ABUJA/BOSTON (Reuters) - General Electric Co (GE.N) and the government of Nigeria have signed a memorandum of understanding intended to help Africa’s second-largest economy to build up its power grid.
Nigeria aims to develop 10 gigawatts of additional electricity-generating capacity over the next decade, after it privatizes its power sector, which is seen as dilapidated and woefully inadequate.
The largest U.S. conglomerate denied an earlier statement by a spokesman for Nigeria’s power ministry who had said GE had agreed to invest $10 billion in new power plants.

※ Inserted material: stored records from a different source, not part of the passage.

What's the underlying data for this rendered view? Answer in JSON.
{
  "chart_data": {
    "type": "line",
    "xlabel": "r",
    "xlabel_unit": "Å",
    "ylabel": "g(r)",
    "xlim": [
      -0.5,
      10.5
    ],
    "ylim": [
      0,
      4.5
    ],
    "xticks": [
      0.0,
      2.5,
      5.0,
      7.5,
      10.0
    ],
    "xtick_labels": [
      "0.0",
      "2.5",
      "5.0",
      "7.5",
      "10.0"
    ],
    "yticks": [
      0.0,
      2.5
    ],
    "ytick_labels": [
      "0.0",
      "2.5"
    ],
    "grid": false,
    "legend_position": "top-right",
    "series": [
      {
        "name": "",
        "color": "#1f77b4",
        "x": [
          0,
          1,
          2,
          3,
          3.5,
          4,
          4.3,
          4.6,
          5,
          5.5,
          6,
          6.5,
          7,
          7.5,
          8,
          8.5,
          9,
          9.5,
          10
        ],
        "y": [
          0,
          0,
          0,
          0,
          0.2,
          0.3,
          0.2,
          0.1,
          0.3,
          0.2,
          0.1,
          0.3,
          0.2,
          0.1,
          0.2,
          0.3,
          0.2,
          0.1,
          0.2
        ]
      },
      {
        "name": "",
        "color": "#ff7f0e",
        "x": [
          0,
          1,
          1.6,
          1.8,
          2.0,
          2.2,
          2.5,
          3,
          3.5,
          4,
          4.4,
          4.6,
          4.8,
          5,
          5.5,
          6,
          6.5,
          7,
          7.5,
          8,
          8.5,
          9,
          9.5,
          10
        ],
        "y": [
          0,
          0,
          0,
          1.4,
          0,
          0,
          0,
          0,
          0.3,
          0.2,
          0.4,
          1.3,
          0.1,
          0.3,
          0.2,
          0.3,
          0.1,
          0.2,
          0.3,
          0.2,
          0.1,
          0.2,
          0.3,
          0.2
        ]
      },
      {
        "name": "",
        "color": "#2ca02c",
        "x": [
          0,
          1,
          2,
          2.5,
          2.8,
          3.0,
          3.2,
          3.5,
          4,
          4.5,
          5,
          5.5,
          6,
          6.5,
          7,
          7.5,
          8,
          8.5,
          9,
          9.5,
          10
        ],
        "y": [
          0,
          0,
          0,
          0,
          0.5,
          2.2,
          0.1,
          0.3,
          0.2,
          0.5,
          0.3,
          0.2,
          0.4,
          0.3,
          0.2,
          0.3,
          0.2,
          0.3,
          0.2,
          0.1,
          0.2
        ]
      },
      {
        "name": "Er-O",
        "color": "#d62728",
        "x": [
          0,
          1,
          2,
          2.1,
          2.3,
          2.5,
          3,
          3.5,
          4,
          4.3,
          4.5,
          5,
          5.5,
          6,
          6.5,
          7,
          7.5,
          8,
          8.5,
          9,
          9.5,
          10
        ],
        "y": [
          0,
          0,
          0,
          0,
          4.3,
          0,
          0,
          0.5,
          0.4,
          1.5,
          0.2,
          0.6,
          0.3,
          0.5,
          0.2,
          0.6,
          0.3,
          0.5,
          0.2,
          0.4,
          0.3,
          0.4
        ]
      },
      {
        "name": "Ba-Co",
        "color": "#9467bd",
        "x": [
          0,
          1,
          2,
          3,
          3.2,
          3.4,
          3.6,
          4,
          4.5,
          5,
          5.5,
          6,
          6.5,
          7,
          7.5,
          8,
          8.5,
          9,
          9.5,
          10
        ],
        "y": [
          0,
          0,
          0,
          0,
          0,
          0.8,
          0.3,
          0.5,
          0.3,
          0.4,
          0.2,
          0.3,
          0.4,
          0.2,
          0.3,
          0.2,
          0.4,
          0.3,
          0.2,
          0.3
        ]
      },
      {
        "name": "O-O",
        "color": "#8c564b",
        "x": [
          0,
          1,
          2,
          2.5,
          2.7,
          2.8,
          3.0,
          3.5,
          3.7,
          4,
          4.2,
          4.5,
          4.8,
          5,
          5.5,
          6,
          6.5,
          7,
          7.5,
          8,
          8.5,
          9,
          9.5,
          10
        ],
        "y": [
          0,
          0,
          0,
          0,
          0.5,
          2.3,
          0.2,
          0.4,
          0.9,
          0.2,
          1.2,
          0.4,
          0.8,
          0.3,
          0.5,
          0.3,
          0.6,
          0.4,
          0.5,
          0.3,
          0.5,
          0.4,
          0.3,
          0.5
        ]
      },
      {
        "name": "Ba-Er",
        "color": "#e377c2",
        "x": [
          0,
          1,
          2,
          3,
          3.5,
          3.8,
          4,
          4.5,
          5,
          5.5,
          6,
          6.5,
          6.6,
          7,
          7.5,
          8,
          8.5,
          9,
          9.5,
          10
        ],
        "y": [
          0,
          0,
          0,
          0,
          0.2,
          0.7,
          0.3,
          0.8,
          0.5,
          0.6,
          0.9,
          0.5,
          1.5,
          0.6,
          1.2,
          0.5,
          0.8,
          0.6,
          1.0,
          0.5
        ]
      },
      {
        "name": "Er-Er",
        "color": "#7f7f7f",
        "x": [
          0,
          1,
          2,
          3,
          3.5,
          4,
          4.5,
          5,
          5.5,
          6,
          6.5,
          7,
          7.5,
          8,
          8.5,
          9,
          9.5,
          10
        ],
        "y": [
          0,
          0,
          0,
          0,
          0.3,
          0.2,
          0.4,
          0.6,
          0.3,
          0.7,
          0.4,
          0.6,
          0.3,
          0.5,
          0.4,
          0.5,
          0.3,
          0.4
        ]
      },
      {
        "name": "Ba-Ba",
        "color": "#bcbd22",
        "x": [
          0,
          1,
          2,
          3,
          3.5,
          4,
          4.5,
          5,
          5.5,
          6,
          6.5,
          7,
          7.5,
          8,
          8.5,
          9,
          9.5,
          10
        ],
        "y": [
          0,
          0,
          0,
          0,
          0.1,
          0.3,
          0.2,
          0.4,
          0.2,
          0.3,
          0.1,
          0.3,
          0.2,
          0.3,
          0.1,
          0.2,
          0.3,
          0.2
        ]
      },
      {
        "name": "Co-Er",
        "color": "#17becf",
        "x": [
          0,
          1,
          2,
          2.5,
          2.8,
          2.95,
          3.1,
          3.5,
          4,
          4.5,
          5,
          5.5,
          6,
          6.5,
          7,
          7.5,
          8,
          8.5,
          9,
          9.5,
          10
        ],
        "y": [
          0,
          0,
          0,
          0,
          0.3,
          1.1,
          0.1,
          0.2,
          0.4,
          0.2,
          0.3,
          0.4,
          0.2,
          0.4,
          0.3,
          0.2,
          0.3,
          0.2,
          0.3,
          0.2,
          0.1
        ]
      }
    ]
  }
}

“The (memorandum of understanding) does not outline investment amounts or commitments. GE will potentially invest 10 percent to 15 percent in individual projects,” the world’s largest maker of electric turbines said in a statement.
GE said it would supply power generating equipment and services to new electricity projects.
Nigeria estimates it will need $10 billion a year of investment over the next decade to meet its energy needs.
The oil-rich country has been seeking to build gas-fired stations that could tap its huge natural gas reserves. Its power sector only manages to supply the country’s 160 million people with the electricity equivalent to that required by a mid-sized European city.
Nigeria last month again delayed the time frame for selling state-owned power assets, dimming hopes of carrying out reforms any time soon.
It holds the world’s seventh-largest gas reserves, but a lack of power-generating capacity means the gas associated with oilfields is simply flared off by oil companies, while most of the rest remains underground.
GE has made Nigeria a focus of its expansion in Africa. During an investor briefing in Brazil earlier this month, top GE executives cited it as a market where the conglomerate aims to use what it calls a “company-to-country” approach, in which it aims to play a large role in infrastructure investment.
“GE is committed to working with the Federal Ministry of Power of the Republic of Nigeria, as well as private sector investors, to deliver sustainable energy,” said Jay Wileman, president and chief executive officer for GE Energy in Africa.
Nigeria’s president, Goodluck Jonathan, unveiled power privatization plans 18 months ago as a flagship policy and pledged state power generation and distribution assets would be sold off last year.
Since then, his presidency has become distracted by a violent Islamist insurgency that has swept across the north, disputes over the allocation of government oil money, and controversy over reports he intends to run again in 2015.
If he could fix Nigeria’s creaky power sector, which previous leaders have failed to do, it would unlock the huge potential of Africa’s second-biggest economy; many see power shortages as the main bottleneck to broad-based growth.
GDP growth was 7.68 percent in the last quarter of 2011, official statistics showed, and much of this was from growth in the non-oil sector.
Powering up Nigeria would also revive Jonathan’s presidency and make him a hero for many Nigerians, regardless of their tribe or religion.
Yet several deadlines to privatize the system have come and gone.
Nigeria plans to award a management contract for transmitting electricity from power plants to substations, and to privatize the bulk of six power generation plants and 11 distribution firms which supply end-users.
Manitoba Hydro of Canada, and state-owned Power Grid of India are the two companies short-listed for the transmission management contract.
Nigeria was hoping to produce 6,000 megawatts of power by the end of this year, up from 4,000 but still a far cry from the 40,000 megawatts needed.